Working with RAMDictionary and hadoop

167 Views Asked by At

I am trying to use the MIT jwi wordnet interface when working from hadoop. This interface uses a RAMDictionary Object whose constructor needs to receive a file indicating the location of the wordnet folder. I have copied this folder to hdfs, but I can't create a File object from it, only a Path.

Anyone knows how I can work around this?

1

There are 1 best solutions below

0
On

It depends on what you are trying to do.

You say you are working from Hadoop. Are you trying to use Hadoop for processing the WordNet dictionary files themselves? If so, you may not need the RAMDictionary, just the parser. For example:

// for each line in each WordNet data file
ISynset synset = DataLineParser.getInstance().parseLine(line);
// do stuff with each synset

However, if you are processing something else and would like to use the WordNet dictionary as a tool to help you do it, then yes, this is slightly more complicated.

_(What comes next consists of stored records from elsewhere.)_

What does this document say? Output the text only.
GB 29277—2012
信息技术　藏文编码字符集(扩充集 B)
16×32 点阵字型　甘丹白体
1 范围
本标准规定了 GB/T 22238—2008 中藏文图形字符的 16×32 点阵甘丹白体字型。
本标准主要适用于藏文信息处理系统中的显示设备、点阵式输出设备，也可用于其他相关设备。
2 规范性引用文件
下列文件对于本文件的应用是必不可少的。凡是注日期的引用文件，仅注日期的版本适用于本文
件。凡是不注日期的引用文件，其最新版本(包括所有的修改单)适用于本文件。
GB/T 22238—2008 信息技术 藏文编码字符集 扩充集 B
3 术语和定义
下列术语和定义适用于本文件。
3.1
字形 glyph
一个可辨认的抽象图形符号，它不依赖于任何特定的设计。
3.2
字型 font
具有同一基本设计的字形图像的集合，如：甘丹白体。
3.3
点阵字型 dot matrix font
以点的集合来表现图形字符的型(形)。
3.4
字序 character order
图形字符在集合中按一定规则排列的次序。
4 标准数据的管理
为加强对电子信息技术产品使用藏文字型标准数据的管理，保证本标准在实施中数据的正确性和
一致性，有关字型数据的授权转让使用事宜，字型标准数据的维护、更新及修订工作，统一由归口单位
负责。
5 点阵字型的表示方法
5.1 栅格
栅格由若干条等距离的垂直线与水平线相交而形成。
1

You could:

  1. Convert the Path to a File as described in How to convert a Hadoop Path object into a Java File object (but the accepted answer suggests that this is not sensible)
  2. Extend JWI to work with a Path instead of a File
  3. Use WordNet remotely. There is a REST interface provided by abbreviations.com. If that isn't suitable, you could write your own, or you could even import WordNet into a database (e.g. Titan or neo4j) and then search that from anywhere in your Hadoop cluster.